The Last Word... is a bit different from the first two books in that it focuses entirely on the subject of hell. I'm sure many people will be offended (in fact ARE offended, based on amazon.com reviews) that he would even dare question the reality of hell. But I would hope that every true believer of Jesus at least pauses to question their concept of hell. If people really are being sent to hell to "burn for eternity", I'd hope they'd give it more than just a passing thought! Doesn't compassion demand that?

McLaren doesn't preach a new doctrine on hell, he merely uses various characters to offer the history of hell, the various views on hell and reflect on it logically, theologically, and emotionally.
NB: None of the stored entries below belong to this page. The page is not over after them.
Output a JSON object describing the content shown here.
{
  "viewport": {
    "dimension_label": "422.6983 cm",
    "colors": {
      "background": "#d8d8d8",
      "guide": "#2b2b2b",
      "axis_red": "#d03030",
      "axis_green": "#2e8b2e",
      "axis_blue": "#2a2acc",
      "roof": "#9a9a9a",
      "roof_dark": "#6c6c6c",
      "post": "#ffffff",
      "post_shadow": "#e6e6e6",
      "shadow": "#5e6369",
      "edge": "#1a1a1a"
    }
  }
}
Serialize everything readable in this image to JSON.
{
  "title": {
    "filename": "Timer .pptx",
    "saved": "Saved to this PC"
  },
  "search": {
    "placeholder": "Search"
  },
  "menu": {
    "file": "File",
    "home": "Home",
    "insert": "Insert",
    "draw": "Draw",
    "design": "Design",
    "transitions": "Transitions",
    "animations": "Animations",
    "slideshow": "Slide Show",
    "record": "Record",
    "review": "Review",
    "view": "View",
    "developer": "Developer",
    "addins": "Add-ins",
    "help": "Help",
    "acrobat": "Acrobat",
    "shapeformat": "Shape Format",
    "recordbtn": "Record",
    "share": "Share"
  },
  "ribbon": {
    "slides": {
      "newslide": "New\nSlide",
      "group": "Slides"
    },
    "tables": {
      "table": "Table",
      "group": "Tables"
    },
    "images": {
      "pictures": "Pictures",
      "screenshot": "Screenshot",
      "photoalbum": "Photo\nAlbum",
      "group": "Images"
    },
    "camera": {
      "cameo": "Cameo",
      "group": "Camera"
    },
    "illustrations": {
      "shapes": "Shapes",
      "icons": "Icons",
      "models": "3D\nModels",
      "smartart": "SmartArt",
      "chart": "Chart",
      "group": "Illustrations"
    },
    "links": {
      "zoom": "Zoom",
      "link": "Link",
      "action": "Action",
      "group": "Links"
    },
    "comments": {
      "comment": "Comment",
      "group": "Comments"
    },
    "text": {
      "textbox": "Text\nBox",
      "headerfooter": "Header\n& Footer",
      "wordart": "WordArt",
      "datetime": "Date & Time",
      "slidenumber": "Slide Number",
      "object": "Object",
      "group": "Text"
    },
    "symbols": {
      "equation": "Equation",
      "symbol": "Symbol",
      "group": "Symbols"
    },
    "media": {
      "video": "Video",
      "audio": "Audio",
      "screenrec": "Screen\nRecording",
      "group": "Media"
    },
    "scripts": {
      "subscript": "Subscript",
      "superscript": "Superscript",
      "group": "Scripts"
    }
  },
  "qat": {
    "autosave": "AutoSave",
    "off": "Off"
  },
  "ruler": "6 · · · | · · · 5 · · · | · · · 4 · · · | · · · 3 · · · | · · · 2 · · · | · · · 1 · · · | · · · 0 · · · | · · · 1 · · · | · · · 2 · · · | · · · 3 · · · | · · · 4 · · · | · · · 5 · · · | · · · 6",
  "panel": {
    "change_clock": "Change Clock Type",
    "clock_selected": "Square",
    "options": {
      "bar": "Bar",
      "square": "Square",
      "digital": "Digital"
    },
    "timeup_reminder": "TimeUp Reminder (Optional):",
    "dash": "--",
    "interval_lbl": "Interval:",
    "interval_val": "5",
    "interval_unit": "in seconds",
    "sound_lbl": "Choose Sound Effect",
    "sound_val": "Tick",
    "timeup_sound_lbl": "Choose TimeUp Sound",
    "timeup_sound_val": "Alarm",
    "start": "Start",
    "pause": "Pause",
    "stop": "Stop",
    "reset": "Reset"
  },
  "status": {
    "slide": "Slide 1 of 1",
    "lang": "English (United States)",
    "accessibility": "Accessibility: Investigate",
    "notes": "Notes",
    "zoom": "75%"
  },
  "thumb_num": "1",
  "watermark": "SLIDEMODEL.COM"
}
Don't start with The Last Word. It may bore you to tears unless you like history and philosophical arguments. Plus, if you are uncomfortable with uncertainty, it might be too much too fast. Start at the beginning.

1 comment:

Daniel said...

It's really interesting to see the pseudo-discussion about this book on Amazon. On the one hand, there are people intrigued and challenged by this provocative re-assessment of the doctrine of hell, and on the other hand, there are some very conservative people freaking out about this message straight from hell.
You're right not to recommend this book to everyone Remy... If the amazon conversation is indicative of anything, it's that the building blocks laid in the trilogy's first two books are crucial to having the right frame of mind when approaching the conclusion to the series.
Personally, I think it all goes back to our willingness to rethink the Bible, what it is and what it's about. I think a lot of us are trapped in the very rigid ways of thinking that we've been raised in or indoctrinated with, and that McLaren's flexibility becomes to us a taunting that threatens to destroy our worldview.
McLaren is right to put the focus where it needs to be: on the Kingdom of God--not on an angry old man who wants most of us to burn that some people call 'God'. A helpful rethink.